"Honesty"
It's safe to say 2015 wasn't my year. There's wasn't one specific thing about it that was particularly bad, in fact there were plenty of really great moments. It was just a bit of a non-event if that makes sense, nothing particularly exciting happened. There were no moments were I felt especially proud of myself, nothing for my Mum to boast about on facebook anyway! Oh boy this is a real downer isn't it! I guess in all honesty I'm just frustrated. I'm frustrated because I know that I could be in a much happier position in life and the only thing that's holding me back is me. Hopefully by the end of 2016 I will have had one big achievement to be proud of, whatever it may be.
"Saying No"
I'm sure I'll sound like the typical 'on the bandwagon' blogger here but I have issues with chronic anxiety and have had for a long time. All I'll say is I think it's great that mental health is spoken about much more openly now, I do however worry that some people are misinterpreting the difference between feeling anxious and chronic anxiety disorders. But anyway that's a subject for another time! Seven years ago I was diagnosed with generalized anxiety disorder, panic disorder and slight agoraphobia. It's something I deal with day to day and while it's effects are invisible to most, it's still the one thing that's holding me back from leading the life I want to lead. Fortunately I started to see a shift in 2015 where I was able to do things I haven't been able to for years. I really feel like this is a change that has continued with me into 2016 and I feel excited for all the things I will no longer be saying no to!
"Future"
I've not set myself any resolutions for 2016, purely because I'd have a list as long as my arm of things I hope to achieve! I don't have any sort of fixed focus of where I want to be in the future either. I'm hoping this will be the year when I start figuring all that out.
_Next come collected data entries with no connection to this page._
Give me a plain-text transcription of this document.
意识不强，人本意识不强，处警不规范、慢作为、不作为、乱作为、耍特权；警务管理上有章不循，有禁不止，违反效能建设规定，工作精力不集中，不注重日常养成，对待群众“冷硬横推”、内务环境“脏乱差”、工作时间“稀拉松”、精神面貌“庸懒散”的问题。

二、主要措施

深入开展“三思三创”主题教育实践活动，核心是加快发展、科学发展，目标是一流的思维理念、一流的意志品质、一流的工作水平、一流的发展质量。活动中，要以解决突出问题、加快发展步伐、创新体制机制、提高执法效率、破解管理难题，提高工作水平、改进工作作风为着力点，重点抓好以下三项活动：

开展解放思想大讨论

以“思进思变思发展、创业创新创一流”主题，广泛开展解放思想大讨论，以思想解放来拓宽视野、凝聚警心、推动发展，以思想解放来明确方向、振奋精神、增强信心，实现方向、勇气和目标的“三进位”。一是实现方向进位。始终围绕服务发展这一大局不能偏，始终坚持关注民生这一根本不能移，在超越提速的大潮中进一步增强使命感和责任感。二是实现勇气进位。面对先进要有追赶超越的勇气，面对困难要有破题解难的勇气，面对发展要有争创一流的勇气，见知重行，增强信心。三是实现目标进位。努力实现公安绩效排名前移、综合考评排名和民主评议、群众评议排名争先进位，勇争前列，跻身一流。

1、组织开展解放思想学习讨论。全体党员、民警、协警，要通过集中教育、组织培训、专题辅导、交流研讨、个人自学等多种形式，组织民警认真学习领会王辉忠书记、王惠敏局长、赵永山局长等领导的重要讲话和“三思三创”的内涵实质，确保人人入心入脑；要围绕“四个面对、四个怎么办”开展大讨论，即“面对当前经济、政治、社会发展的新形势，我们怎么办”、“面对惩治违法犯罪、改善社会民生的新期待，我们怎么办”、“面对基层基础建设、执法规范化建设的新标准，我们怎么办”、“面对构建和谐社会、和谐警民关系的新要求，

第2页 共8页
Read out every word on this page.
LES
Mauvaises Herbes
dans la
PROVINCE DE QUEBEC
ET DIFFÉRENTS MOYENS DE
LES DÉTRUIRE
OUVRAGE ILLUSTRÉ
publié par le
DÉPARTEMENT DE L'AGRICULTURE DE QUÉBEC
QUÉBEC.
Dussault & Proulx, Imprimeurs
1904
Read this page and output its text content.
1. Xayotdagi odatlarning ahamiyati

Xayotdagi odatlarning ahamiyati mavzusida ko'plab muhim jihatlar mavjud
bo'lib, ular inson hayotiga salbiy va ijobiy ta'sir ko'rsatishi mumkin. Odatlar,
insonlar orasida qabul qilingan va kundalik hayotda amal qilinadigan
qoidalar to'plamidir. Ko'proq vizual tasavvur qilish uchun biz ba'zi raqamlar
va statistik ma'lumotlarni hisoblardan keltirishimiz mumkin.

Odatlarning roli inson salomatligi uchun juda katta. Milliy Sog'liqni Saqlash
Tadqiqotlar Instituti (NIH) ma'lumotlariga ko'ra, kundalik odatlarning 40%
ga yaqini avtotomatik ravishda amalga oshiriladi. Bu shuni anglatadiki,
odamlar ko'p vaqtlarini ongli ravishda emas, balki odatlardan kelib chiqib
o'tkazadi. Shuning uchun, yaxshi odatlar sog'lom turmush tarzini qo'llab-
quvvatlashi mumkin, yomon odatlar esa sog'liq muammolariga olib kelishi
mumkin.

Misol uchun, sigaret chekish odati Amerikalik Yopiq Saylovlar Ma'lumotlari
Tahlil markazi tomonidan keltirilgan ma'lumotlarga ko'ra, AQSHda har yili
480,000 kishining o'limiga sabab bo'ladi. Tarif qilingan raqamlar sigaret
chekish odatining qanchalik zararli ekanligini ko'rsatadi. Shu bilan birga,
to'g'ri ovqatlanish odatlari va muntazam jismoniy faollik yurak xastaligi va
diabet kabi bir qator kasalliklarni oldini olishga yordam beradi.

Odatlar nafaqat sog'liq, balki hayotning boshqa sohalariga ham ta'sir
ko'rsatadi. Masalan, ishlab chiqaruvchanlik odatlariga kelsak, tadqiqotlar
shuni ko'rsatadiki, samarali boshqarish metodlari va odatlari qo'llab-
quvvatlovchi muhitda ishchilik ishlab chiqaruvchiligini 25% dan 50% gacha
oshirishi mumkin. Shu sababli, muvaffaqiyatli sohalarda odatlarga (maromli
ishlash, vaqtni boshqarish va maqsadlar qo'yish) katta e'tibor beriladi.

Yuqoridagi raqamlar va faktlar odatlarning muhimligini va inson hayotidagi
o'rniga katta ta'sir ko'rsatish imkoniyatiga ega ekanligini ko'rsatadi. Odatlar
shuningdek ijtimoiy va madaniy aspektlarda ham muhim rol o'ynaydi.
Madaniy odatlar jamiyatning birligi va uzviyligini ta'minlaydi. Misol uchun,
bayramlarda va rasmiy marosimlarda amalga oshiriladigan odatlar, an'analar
As corny as it sounds though, I felt differently about moving into this new year than I did the last. In a good way. Things seems more possible now than they have for a long time, I'm positive that this stale mate I've been in for a while will finally become unstuck.
"My Blog"
I'm excited about what the future holds for me and my blog. I've got big plans for Beauty Dressed this year which involve posting a lot more regularly, improving my photography and writing and being more prominent on social media. I hope you've noticed a difference already in the quality of my recent blog posts! I feel really proud of the last few posts I've put up and I will do my utmost to make sure it continues. Get ready to see a new organised version of me this year, in all parts of my life!
I hope you all have a fantastic 2016, I've got a good feeling about this one!